Next year, Star Trek is fifty years old. We have some special stuff planned for that, but – in the meantime – we’re reviewing all of Star Trek: Enterprise this year as something of a prequel to that anniversary. This August, we’re doing the third season. Check back daily for the latest review.

If Impulse was Star Trek doing contemporary horror, then Exile is Star Trek doing gothic horror.

It is quite impressive how committed Exile is to its gothic horror trappings. Tarquin doesn’t just live alone in exile and project flattering images of himself; he lives in an honest-to-goodness gothic mansion lit by candles, where he dabbles in the occult while wearing what is a highly stylised dressing gown and between tending to the graves of his beloved(s). Exile does not skimp on its pulpy trappings. Like a lot of the early third season episodes, Exile would make for a satisfying dime-store paperback sci-fi novel; several images from the story would make a suitable cover.

It was a dark and stormy night...

It was a dark and stormy night…

That said, it is quite difficult to pull off gothic science-fiction. The original Star Trek pulled it off on a number of occasions – most obviously with The Squire of Gothos. The later spin-offs have struggled getting the right balance of po-faced seriousness with heightened absurdity. Star Trek: The Next Generation attempted Sub Rosa in its final season, while Star Trek: Voyager had some early experiments with Janeway’s gothic horror fantasy. Neither could be deemed a resounding success, and Exile stumbles a bit in the execution.

There are a number of leaps that the plot doesn’t quite articulate as well as it might. It is hard to believe that Archer would leave Hoshi alone with Tarquin, even with a phase pistol tucked under her pillow. The revelation of Tarquin’s powers should terrify the crew; having the ability to alter another person’s perception across lightyears is utterly unlike anything these exploreres have seen before. However, everybody seems to accept it at face value so that the plot can move along at a reasonable rate.
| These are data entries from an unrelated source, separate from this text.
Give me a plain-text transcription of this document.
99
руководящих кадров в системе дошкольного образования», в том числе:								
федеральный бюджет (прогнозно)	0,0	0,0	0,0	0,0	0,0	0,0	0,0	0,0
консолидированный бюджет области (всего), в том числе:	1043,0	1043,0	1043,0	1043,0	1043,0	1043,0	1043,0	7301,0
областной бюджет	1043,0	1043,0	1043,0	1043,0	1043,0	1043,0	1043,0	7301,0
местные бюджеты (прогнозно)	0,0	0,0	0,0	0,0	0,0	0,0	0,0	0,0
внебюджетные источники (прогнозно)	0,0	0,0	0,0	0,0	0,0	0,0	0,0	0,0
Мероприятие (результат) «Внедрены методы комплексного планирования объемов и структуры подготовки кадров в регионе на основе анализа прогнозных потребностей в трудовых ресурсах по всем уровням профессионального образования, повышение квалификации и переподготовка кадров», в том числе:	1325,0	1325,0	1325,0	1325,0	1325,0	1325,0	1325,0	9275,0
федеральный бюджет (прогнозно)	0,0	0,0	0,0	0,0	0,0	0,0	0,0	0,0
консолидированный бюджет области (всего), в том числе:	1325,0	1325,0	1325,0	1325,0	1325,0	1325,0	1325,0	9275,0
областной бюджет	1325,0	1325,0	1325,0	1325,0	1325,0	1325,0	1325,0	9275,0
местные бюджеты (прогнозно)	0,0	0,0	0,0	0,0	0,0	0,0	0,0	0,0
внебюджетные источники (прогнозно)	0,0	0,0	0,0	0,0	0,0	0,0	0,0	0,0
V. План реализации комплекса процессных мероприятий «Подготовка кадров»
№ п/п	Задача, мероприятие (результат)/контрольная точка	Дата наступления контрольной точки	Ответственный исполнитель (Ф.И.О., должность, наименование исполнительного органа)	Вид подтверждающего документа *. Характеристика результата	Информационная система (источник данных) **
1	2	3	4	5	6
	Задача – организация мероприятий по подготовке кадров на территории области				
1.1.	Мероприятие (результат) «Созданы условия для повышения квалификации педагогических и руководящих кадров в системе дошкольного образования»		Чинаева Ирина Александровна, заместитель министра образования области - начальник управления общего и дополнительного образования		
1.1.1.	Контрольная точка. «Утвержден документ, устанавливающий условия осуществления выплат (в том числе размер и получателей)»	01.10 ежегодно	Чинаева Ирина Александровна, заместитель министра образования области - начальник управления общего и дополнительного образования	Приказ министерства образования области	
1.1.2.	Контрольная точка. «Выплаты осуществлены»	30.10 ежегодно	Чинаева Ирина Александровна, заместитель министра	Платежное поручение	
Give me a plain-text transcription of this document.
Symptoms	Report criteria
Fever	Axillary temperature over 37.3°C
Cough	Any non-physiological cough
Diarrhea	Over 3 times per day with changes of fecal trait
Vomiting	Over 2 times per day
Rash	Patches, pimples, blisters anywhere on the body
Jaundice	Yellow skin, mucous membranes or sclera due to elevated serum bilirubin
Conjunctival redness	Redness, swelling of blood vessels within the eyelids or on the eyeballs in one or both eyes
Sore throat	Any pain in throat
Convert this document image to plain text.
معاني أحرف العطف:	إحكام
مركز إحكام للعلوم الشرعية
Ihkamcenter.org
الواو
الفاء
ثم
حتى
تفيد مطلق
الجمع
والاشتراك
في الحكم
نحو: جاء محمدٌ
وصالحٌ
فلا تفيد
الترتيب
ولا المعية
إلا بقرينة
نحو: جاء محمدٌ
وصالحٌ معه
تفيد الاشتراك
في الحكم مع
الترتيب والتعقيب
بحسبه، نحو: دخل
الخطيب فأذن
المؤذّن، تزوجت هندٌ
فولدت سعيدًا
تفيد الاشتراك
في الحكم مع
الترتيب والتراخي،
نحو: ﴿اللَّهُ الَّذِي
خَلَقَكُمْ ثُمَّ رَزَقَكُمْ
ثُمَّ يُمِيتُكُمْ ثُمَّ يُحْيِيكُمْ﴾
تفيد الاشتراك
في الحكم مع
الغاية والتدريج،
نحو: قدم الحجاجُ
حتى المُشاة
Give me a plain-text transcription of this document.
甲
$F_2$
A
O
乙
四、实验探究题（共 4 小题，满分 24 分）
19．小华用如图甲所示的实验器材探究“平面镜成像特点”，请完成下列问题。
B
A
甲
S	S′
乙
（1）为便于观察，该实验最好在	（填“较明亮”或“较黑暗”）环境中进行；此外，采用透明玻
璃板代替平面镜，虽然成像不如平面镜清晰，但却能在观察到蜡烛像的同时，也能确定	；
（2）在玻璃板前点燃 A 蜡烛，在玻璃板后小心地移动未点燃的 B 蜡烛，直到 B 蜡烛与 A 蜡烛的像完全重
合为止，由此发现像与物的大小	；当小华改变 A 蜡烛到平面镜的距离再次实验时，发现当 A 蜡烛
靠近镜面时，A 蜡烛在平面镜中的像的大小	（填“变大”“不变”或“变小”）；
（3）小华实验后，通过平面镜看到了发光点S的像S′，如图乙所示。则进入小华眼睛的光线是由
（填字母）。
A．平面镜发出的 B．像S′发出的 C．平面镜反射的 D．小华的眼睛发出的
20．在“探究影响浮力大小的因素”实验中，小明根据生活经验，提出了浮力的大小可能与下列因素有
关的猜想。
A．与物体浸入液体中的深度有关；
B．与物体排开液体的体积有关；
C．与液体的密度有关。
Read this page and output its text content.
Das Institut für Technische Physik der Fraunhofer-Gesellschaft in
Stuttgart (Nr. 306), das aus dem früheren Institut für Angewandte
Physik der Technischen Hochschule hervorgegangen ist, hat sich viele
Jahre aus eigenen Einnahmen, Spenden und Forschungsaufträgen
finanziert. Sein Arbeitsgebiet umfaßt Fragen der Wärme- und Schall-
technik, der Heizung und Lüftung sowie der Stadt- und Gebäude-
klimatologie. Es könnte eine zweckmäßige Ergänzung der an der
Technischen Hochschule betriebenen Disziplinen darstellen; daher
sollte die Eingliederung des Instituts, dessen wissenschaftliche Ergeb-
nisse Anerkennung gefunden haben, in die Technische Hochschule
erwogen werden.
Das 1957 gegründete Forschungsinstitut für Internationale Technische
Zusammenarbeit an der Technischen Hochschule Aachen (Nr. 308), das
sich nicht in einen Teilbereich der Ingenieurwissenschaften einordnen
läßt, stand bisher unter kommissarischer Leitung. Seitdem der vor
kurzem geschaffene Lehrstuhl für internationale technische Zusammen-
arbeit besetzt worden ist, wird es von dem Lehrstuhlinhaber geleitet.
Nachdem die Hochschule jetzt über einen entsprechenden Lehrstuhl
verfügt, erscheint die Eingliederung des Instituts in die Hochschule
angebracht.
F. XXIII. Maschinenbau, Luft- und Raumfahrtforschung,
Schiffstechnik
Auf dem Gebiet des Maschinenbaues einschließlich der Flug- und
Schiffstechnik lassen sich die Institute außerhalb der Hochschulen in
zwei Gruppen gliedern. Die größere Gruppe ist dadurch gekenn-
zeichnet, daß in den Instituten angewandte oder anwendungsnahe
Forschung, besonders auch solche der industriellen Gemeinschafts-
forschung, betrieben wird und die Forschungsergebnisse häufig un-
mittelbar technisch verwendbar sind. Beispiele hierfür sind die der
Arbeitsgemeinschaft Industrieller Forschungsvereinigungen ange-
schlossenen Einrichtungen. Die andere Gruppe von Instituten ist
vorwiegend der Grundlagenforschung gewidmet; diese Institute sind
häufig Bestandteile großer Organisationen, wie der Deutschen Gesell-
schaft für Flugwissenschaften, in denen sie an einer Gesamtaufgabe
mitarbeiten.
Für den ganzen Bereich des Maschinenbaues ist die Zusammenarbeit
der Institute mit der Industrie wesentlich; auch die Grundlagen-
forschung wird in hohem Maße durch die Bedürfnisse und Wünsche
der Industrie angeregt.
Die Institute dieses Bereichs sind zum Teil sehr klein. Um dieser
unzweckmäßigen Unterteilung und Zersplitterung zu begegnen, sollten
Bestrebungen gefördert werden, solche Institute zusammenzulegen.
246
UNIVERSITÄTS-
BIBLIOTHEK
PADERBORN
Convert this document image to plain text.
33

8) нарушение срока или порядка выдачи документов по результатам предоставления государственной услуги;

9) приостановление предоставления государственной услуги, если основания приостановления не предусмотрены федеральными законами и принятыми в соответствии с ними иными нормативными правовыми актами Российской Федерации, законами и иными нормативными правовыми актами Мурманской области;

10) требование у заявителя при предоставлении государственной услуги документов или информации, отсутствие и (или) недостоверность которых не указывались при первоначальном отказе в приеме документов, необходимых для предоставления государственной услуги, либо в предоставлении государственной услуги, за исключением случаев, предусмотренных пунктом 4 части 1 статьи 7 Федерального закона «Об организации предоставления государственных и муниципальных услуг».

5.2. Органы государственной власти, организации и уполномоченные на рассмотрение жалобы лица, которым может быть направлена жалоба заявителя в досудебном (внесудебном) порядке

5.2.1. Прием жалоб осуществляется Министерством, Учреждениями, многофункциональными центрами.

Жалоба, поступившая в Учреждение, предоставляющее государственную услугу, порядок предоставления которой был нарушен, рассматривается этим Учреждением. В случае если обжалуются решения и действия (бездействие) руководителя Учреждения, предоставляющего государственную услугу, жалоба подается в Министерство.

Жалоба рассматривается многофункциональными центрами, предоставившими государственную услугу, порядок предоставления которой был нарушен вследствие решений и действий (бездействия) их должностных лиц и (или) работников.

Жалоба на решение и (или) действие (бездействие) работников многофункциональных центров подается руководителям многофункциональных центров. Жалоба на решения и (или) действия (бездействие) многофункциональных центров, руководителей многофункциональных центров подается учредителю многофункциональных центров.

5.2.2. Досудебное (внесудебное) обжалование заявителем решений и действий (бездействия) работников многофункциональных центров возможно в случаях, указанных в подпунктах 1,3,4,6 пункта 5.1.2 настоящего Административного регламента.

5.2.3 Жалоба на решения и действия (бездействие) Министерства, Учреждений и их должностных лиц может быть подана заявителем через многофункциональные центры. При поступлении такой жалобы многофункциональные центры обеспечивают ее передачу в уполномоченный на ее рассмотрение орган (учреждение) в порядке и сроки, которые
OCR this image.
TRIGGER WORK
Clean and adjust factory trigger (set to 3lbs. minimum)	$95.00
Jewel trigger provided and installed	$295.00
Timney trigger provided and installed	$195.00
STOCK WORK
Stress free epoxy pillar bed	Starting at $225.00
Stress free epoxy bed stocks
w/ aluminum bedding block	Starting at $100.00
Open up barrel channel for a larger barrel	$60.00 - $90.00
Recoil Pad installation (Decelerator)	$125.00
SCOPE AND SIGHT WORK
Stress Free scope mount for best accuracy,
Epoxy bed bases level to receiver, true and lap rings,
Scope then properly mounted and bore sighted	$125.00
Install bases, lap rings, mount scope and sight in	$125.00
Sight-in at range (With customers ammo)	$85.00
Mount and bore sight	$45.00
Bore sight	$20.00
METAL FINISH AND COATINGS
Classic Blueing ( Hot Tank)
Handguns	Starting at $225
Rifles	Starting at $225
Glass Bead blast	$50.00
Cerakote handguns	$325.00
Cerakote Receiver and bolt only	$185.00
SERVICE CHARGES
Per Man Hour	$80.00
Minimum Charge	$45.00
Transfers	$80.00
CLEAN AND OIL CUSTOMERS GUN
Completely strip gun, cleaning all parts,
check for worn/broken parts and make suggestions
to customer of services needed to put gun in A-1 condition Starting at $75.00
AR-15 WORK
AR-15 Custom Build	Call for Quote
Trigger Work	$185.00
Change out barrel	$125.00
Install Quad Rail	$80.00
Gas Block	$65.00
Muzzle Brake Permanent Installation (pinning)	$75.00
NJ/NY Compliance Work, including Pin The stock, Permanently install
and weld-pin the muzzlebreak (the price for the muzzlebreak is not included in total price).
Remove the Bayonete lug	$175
Somebody has a fixation...

Somebody has a fixation…

The way that Exile ties back into the larger arc is somewhat clumsy, right down to the convenient segue into The Shipment that comes in the final scene. In many ways, the structure of Exile recalls that of Extinction, an effectively stand-alone story that contains a very trite nods to the larger Xindi arc without any substantive connection. Despite the vital exposition that Tarquin provides in his final scene (and the subplot involving the spheres), Exile feels rather unnecessary in the larger scheme of things.

And yet, despite all that, Exile has something quite interesting to say. Written by Phyllis Strong, directed by Roxann Dawson and starring Linda Park, Exile is a very rare episode of Enterprise. It is a story with a very clear (and somewhat prescient) feminist subtext that has some very astute observations to make about certain facets of what might be deemed “nerd culture.” Specifically, male nerd culture.

He sees you when you're sleeping...

He sees you when you’re sleeping…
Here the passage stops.